One of the most obvious problems facing incoming freshmen who are planning on living on campus is the struggle of nutrition and of learning to control their own eating habits. Most schools attempt to thwart this conundrum by offering various meal plans that allow students to purchase meals at the various dining halls located on campus.
As time has progressed, most student bodies on campuses across the country have led initiatives to force their schools to offer healthy options for students. The problem is that along with the promising nutrients of all the healthy options, students seem to have little to no control over their own consumption.
From my own experiences in the dining hall, I would often see students bypass the leaner options and head straight towards the pizza and burger station. My freshman peers would walk to their tables with multiple plates of food, washing their greasy meals down with endless cups of the various sodas that flowed freely. Even if they were full halfway through the meal, they would most often continue eating the food they had gotten in an effort to not waste anything. After months of doing this they easily put on quite a few extra pounds.

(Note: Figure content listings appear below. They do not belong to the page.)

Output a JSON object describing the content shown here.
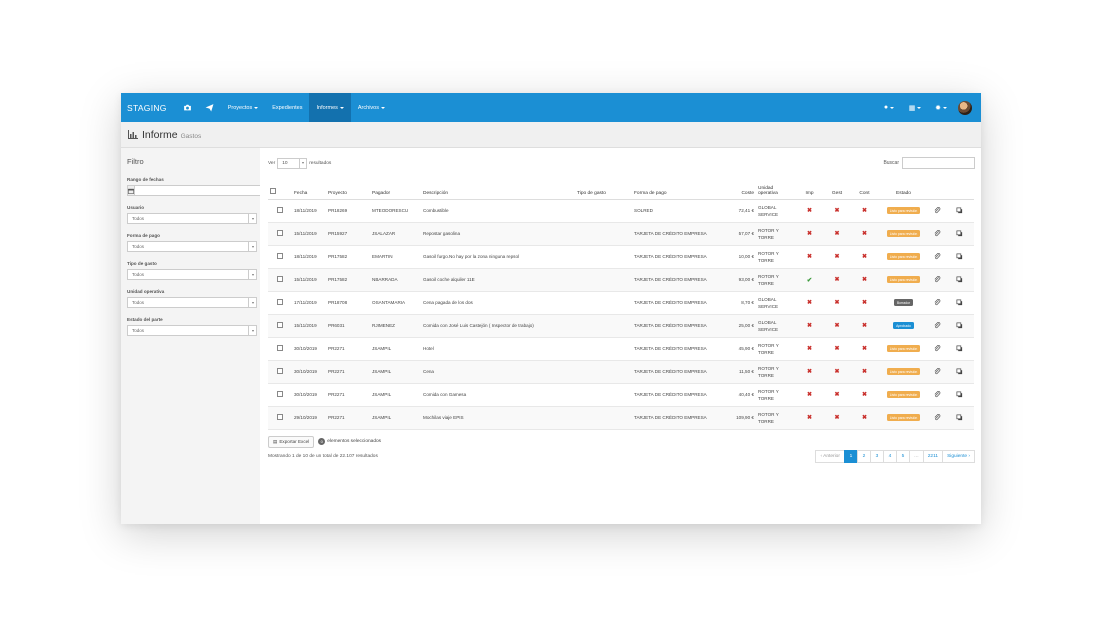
{
  "navbar": {
    "brand": "STAGING",
    "icons": [
      "camera-icon",
      "paper-plane-icon"
    ],
    "items": [
      {
        "label": "Proyectos",
        "dropdown": true,
        "active": false
      },
      {
        "label": "Expedientes",
        "dropdown": false,
        "active": false
      },
      {
        "label": "Informes",
        "dropdown": true,
        "active": true
      },
      {
        "label": "Archivos",
        "dropdown": true,
        "active": false
      }
    ],
    "right_icons": [
      "help-icon",
      "language-icon",
      "settings-icon"
    ],
    "accent": "#1b8fd4"
  },
  "page": {
    "title": "Informe",
    "subtitle": "Gastos"
  },
  "filter": {
    "title": "Filtro",
    "date_range_label": "Rango de fechas",
    "fields": [
      {
        "label": "Usuario",
        "value": "Todos"
      },
      {
        "label": "Forma de pago",
        "value": "Todos"
      },
      {
        "label": "Tipo de gasto",
        "value": "Todos"
      },
      {
        "label": "Unidad operativa",
        "value": "Todos"
      },
      {
        "label": "Estado del parte",
        "value": "Todos"
      }
    ]
  },
  "table_controls": {
    "show_prefix": "Ver",
    "page_size": "10",
    "show_suffix": "resultados",
    "search_label": "Buscar"
  },
  "columns": [
    "Fecha",
    "Proyecto",
    "Pagador",
    "Descripción",
    "Tipo de gasto",
    "Forma de pago",
    "Coste",
    "Unidad operativa",
    "Imp",
    "Gest",
    "Cont",
    "Estado"
  ],
  "rows": [
    {
      "fecha": "18/11/2019",
      "proyecto": "PR18269",
      "pagador": "MTEODORESCU",
      "descripcion": "Combustible",
      "tipo": "",
      "forma": "SOLRED",
      "coste": "72,41 €",
      "unidad": "GLOBAL SERVICE",
      "imp": "x",
      "gest": "x",
      "cont": "x",
      "estado": "Listo para revisión",
      "estado_color": "#f0ad4e"
    },
    {
      "fecha": "15/11/2019",
      "proyecto": "PR15927",
      "pagador": "JSALAZAR",
      "descripcion": "Repostar gasolina",
      "tipo": "",
      "forma": "TARJETA DE CRÉDITO EMPRESA",
      "coste": "57,07 €",
      "unidad": "ROTOR Y TORRE",
      "imp": "x",
      "gest": "x",
      "cont": "x",
      "estado": "Listo para revisión",
      "estado_color": "#f0ad4e"
    },
    {
      "fecha": "18/11/2019",
      "proyecto": "PR17582",
      "pagador": "EMARTIN",
      "descripcion": "Gasoil furgo.No hay por la zona ninguna repsol",
      "tipo": "",
      "forma": "TARJETA DE CRÉDITO EMPRESA",
      "coste": "10,00 €",
      "unidad": "ROTOR Y TORRE",
      "imp": "x",
      "gest": "x",
      "cont": "x",
      "estado": "Listo para revisión",
      "estado_color": "#f0ad4e"
    },
    {
      "fecha": "15/11/2019",
      "proyecto": "PR17582",
      "pagador": "NBARRADA",
      "descripcion": "Gasoil coche alquiler 11E",
      "tipo": "",
      "forma": "TARJETA DE CRÉDITO EMPRESA",
      "coste": "93,00 €",
      "unidad": "ROTOR Y TORRE",
      "imp": "ok",
      "gest": "x",
      "cont": "x",
      "estado": "Listo para revisión",
      "estado_color": "#f0ad4e"
    },
    {
      "fecha": "17/11/2019",
      "proyecto": "PR18708",
      "pagador": "OSANTAMARIA",
      "descripcion": "Cena pagada de los dos",
      "tipo": "",
      "forma": "TARJETA DE CRÉDITO EMPRESA",
      "coste": "8,70 €",
      "unidad": "GLOBAL SERVICE",
      "imp": "x",
      "gest": "x",
      "cont": "x",
      "estado": "Borrador",
      "estado_color": "#666666"
    },
    {
      "fecha": "15/11/2019",
      "proyecto": "PR6031",
      "pagador": "RJIMENEZ",
      "descripcion": "Comida con José Luis Castejón ( Inspector de trabajo)",
      "tipo": "",
      "forma": "TARJETA DE CRÉDITO EMPRESA",
      "coste": "25,00 €",
      "unidad": "GLOBAL SERVICE",
      "imp": "x",
      "gest": "x",
      "cont": "x",
      "estado": "Aprobado",
      "estado_color": "#1b8fd4"
    },
    {
      "fecha": "30/10/2019",
      "proyecto": "PR2271",
      "pagador": "JSAMPIL",
      "descripcion": "Hotel",
      "tipo": "",
      "forma": "TARJETA DE CRÉDITO EMPRESA",
      "coste": "45,90 €",
      "unidad": "ROTOR Y TORRE",
      "imp": "x",
      "gest": "x",
      "cont": "x",
      "estado": "Listo para revisión",
      "estado_color": "#f0ad4e"
    },
    {
      "fecha": "30/10/2019",
      "proyecto": "PR2271",
      "pagador": "JSAMPIL",
      "descripcion": "Cena",
      "tipo": "",
      "forma": "TARJETA DE CRÉDITO EMPRESA",
      "coste": "11,50 €",
      "unidad": "ROTOR Y TORRE",
      "imp": "x",
      "gest": "x",
      "cont": "x",
      "estado": "Listo para revisión",
      "estado_color": "#f0ad4e"
    },
    {
      "fecha": "30/10/2019",
      "proyecto": "PR2271",
      "pagador": "JSAMPIL",
      "descripcion": "Comida con Gamesa",
      "tipo": "",
      "forma": "TARJETA DE CRÉDITO EMPRESA",
      "coste": "40,40 €",
      "unidad": "ROTOR Y TORRE",
      "imp": "x",
      "gest": "x",
      "cont": "x",
      "estado": "Listo para revisión",
      "estado_color": "#f0ad4e"
    },
    {
      "fecha": "29/10/2019",
      "proyecto": "PR2271",
      "pagador": "JSAMPIL",
      "descripcion": "Mochilas viaje EPIS",
      "tipo": "",
      "forma": "TARJETA DE CRÉDITO EMPRESA",
      "coste": "109,90 €",
      "unidad": "ROTOR Y TORRE",
      "imp": "x",
      "gest": "x",
      "cont": "x",
      "estado": "Listo para revisión",
      "estado_color": "#f0ad4e"
    }
  ],
  "actions": {
    "export_label": "Exportar Excel",
    "selected_count": "0",
    "selected_label": "elementos seleccionados"
  },
  "footer": {
    "info": "Mostrando 1 de 10 de un total de 22.107 resultados",
    "prev": "‹ Anterior",
    "pages": [
      "1",
      "2",
      "3",
      "4",
      "5",
      "…",
      "2211"
    ],
    "active_page": "1",
    "next": "Siguiente ›"
  }
}
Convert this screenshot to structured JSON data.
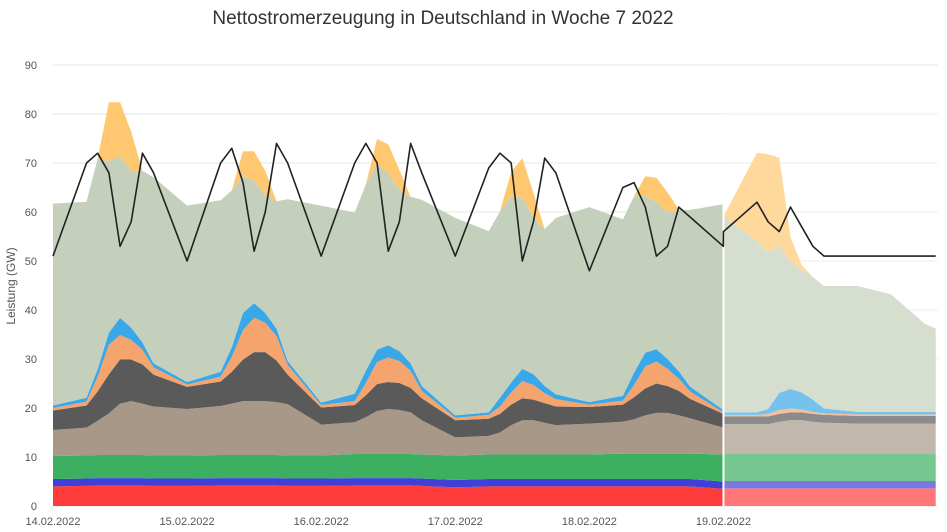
{
  "chart_data": {
    "type": "area",
    "title": "Nettostromerzeugung in Deutschland in Woche 7 2022",
    "xlabel": "",
    "ylabel": "Leistung (GW)",
    "ylim": [
      0,
      90
    ],
    "yticks": [
      0,
      10,
      20,
      30,
      40,
      50,
      60,
      70,
      80,
      90
    ],
    "xlim": [
      0,
      6.6
    ],
    "xtick_labels": [
      "14.02.2022",
      "15.02.2022",
      "16.02.2022",
      "17.02.2022",
      "18.02.2022",
      "19.02.2022"
    ],
    "xtick_positions": [
      0,
      1,
      2,
      3,
      4,
      5
    ],
    "x_unit": "days since 14.02.2022 00:00",
    "forecast_start": 5.0,
    "grid": true,
    "x": [
      0,
      0.25,
      0.333,
      0.417,
      0.5,
      0.583,
      0.667,
      0.75,
      1.0,
      1.25,
      1.333,
      1.417,
      1.5,
      1.583,
      1.667,
      1.75,
      2.0,
      2.25,
      2.333,
      2.417,
      2.5,
      2.583,
      2.667,
      2.75,
      3.0,
      3.25,
      3.333,
      3.417,
      3.5,
      3.583,
      3.667,
      3.75,
      4.0,
      4.25,
      4.333,
      4.417,
      4.5,
      4.583,
      4.667,
      4.75,
      4.999,
      5.0,
      5.25,
      5.333,
      5.417,
      5.5,
      5.583,
      5.667,
      5.75,
      6.0,
      6.25,
      6.333,
      6.417,
      6.5,
      6.583
    ],
    "series": [
      {
        "name": "",
        "color": "#ff3c3c",
        "values": [
          4,
          4.1,
          4.2,
          4.2,
          4.2,
          4.2,
          4.2,
          4.1,
          4.1,
          4.2,
          4.2,
          4.2,
          4.2,
          4.2,
          4.2,
          4.1,
          4.1,
          4.2,
          4.2,
          4.2,
          4.2,
          4.2,
          4.2,
          4.1,
          3.8,
          4.0,
          4.0,
          4.0,
          4.0,
          4.0,
          4.0,
          4.0,
          4.0,
          4.0,
          4.0,
          4.0,
          4.0,
          4.0,
          4.0,
          4.0,
          3.5,
          3.6,
          3.6,
          3.6,
          3.6,
          3.6,
          3.6,
          3.6,
          3.6,
          3.6,
          3.6,
          3.6,
          3.6,
          3.6,
          3.6
        ]
      },
      {
        "name": "",
        "color": "#4040d8",
        "values": [
          1.5,
          1.5,
          1.5,
          1.5,
          1.5,
          1.5,
          1.5,
          1.5,
          1.5,
          1.5,
          1.5,
          1.5,
          1.5,
          1.5,
          1.5,
          1.5,
          1.5,
          1.5,
          1.5,
          1.5,
          1.5,
          1.5,
          1.5,
          1.5,
          1.5,
          1.5,
          1.5,
          1.5,
          1.5,
          1.5,
          1.5,
          1.5,
          1.5,
          1.5,
          1.5,
          1.5,
          1.5,
          1.5,
          1.5,
          1.5,
          1.5,
          1.5,
          1.5,
          1.5,
          1.5,
          1.5,
          1.5,
          1.5,
          1.5,
          1.5,
          1.5,
          1.5,
          1.5,
          1.5,
          1.5
        ]
      },
      {
        "name": "",
        "color": "#3cb060",
        "values": [
          4.7,
          4.7,
          4.7,
          4.7,
          4.7,
          4.7,
          4.7,
          4.7,
          4.7,
          4.7,
          4.7,
          4.7,
          4.7,
          4.7,
          4.7,
          4.7,
          4.7,
          4.9,
          4.9,
          4.9,
          4.9,
          4.9,
          4.9,
          4.9,
          5.0,
          5.0,
          5.0,
          5.0,
          5.0,
          5.0,
          5.0,
          5.0,
          5.0,
          5.2,
          5.2,
          5.2,
          5.2,
          5.2,
          5.2,
          5.2,
          5.5,
          5.6,
          5.6,
          5.6,
          5.6,
          5.6,
          5.6,
          5.6,
          5.6,
          5.6,
          5.6,
          5.6,
          5.6,
          5.6,
          5.6
        ]
      },
      {
        "name": "",
        "color": "#a89888",
        "values": [
          5.3,
          5.7,
          7,
          8.5,
          10.5,
          11,
          10.5,
          10,
          9.5,
          10,
          10.5,
          11,
          11,
          11,
          10.8,
          10.5,
          6.3,
          6.5,
          7.5,
          8.8,
          9.2,
          9.0,
          8.5,
          7.0,
          3.7,
          3.8,
          4.5,
          6.0,
          7.0,
          7.0,
          6.5,
          6.0,
          6.3,
          6.5,
          7.0,
          7.8,
          8.3,
          8.3,
          7.8,
          7.2,
          5.5,
          6.0,
          6.0,
          6.0,
          6.5,
          6.8,
          6.8,
          6.5,
          6.3,
          6.1,
          6.1,
          6.1,
          6.1,
          6.1,
          6.1
        ]
      },
      {
        "name": "",
        "color": "#5a5a5a",
        "values": [
          4,
          4.5,
          6,
          8,
          9,
          8.5,
          8,
          6.5,
          4.5,
          5,
          6.5,
          8.5,
          10,
          10,
          8.5,
          6.0,
          3.5,
          3.5,
          4.5,
          5.5,
          5.5,
          5.5,
          5.0,
          4.5,
          3.5,
          3.5,
          3.8,
          4.2,
          4.5,
          4.2,
          4.0,
          3.8,
          3.4,
          3.5,
          4.5,
          5.5,
          6.0,
          5.5,
          5.0,
          4.0,
          2.8,
          1.6,
          1.6,
          1.6,
          1.6,
          1.6,
          1.6,
          1.6,
          1.6,
          1.6,
          1.6,
          1.6,
          1.6,
          1.6,
          1.6
        ]
      },
      {
        "name": "",
        "color": "#f4a46c",
        "values": [
          0.5,
          0.8,
          3,
          6,
          5,
          4,
          3,
          1.5,
          0.5,
          1,
          3,
          6,
          7,
          6,
          5,
          2,
          0.5,
          0.8,
          2.5,
          4.5,
          5,
          4.5,
          3.5,
          1.5,
          0.5,
          0.8,
          1.5,
          2.5,
          3.5,
          3.0,
          2.0,
          1.5,
          0.5,
          0.8,
          2.5,
          4.5,
          4.5,
          3.5,
          2.5,
          1.5,
          0.3,
          0.3,
          0.3,
          0.5,
          0.8,
          0.8,
          0.6,
          0.4,
          0.3,
          0.3,
          0.3,
          0.3,
          0.3,
          0.3,
          0.3
        ]
      },
      {
        "name": "",
        "color": "#3aa8e8",
        "values": [
          0.5,
          0.8,
          1.5,
          2.5,
          3.5,
          2.5,
          1.5,
          0.8,
          0.5,
          1,
          2,
          3.5,
          3,
          2,
          1.5,
          0.8,
          0.5,
          1.5,
          2.5,
          2.5,
          2.5,
          2.0,
          1.5,
          1.0,
          0.5,
          0.5,
          1.8,
          2.0,
          2.5,
          2.2,
          1.5,
          1.0,
          0.5,
          1.0,
          2.5,
          2.8,
          2.5,
          2.0,
          1.5,
          1.0,
          0.5,
          0.5,
          0.5,
          1.0,
          3.5,
          4.0,
          3.5,
          2.5,
          1.0,
          0.5,
          0.5,
          0.5,
          0.5,
          0.5,
          0.5
        ]
      },
      {
        "name": "",
        "color": "#c4d0bc",
        "values": [
          41.2,
          40,
          43,
          35,
          33,
          32,
          35,
          38,
          36,
          35,
          32,
          28,
          25,
          24,
          26,
          33,
          40.2,
          37,
          38,
          38,
          35,
          33,
          34,
          38,
          40.3,
          37,
          38,
          38,
          35,
          32,
          32,
          36,
          39.8,
          36,
          36,
          32,
          30,
          30,
          33,
          36,
          42,
          40,
          35,
          32,
          30,
          26,
          25,
          25,
          25,
          25.7,
          24,
          22,
          20,
          18,
          17
        ]
      },
      {
        "name": "",
        "color": "#ffc870",
        "values": [
          0,
          0,
          0,
          12,
          11,
          8,
          0,
          0,
          0,
          0,
          0,
          5,
          6,
          5,
          0,
          0,
          0,
          0,
          0,
          5,
          6,
          4,
          0,
          0,
          0,
          0,
          0,
          5,
          8,
          5,
          0,
          0,
          0,
          0,
          0,
          4,
          5,
          4,
          0,
          0,
          0,
          0,
          18,
          20,
          18,
          5,
          1,
          0,
          0,
          0,
          0,
          0,
          0,
          0,
          0
        ]
      }
    ],
    "load": {
      "name": "",
      "color": "#222222",
      "values": [
        51,
        70,
        72,
        68,
        53,
        58,
        72,
        68,
        50,
        70,
        73,
        66,
        52,
        60,
        74,
        70,
        51,
        70,
        74,
        70,
        52,
        58,
        74,
        68,
        51,
        69,
        72,
        70,
        50,
        58,
        71,
        68,
        48,
        65,
        66,
        61,
        51,
        53,
        61,
        59,
        53,
        56,
        62,
        58,
        56,
        61,
        57,
        53,
        51,
        51,
        51,
        51,
        51,
        51,
        51
      ]
    }
  }
}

So, what is the easiest way to fix this? I need to preface this by saying that I am in no way a dietitian or nutritionist, but simply a student who successfully made it through the first years of college in a relatively healthy state. The main way to combat this overconsumption is to simply only grab a single plate of food at a time. This forces you to have to continually choose whether or not you want to eat more, rather than simply having all of the food in front of you. Most dining halls that I have visited are wholly fine with students going back and forth between tables and the food areas, so no additional charges are levied. Getting into the habit of forcing yourself to a single plate can easily help keep off the excess weight.
Students who live on campus are offered meal plans of various sizes, and most of my fellow students made the expensive mistake of purchasing the largest meal plan. It is easy to have the mindset of “Of course I’ll need to be able to eat at the dining hall three times a day!” More often than not, you’ll skip a meal each day because of classes, outings, or just pure apathy. Unless you are absolutely certain that you’ll need to eat in the dining hall for all three meals each day, go for a smaller and ultimately cheaper plan. Almost everyone I knew at the end of each school quarter had extra meal points remaining, which was a complete waste of money.
Living away from home for the first time can be an amazing experience, but it is easy to ruin your body and time by eating terribly in the campus dining halls. Avoid the pitfalls of overpaying and always remember to stick to a single plate.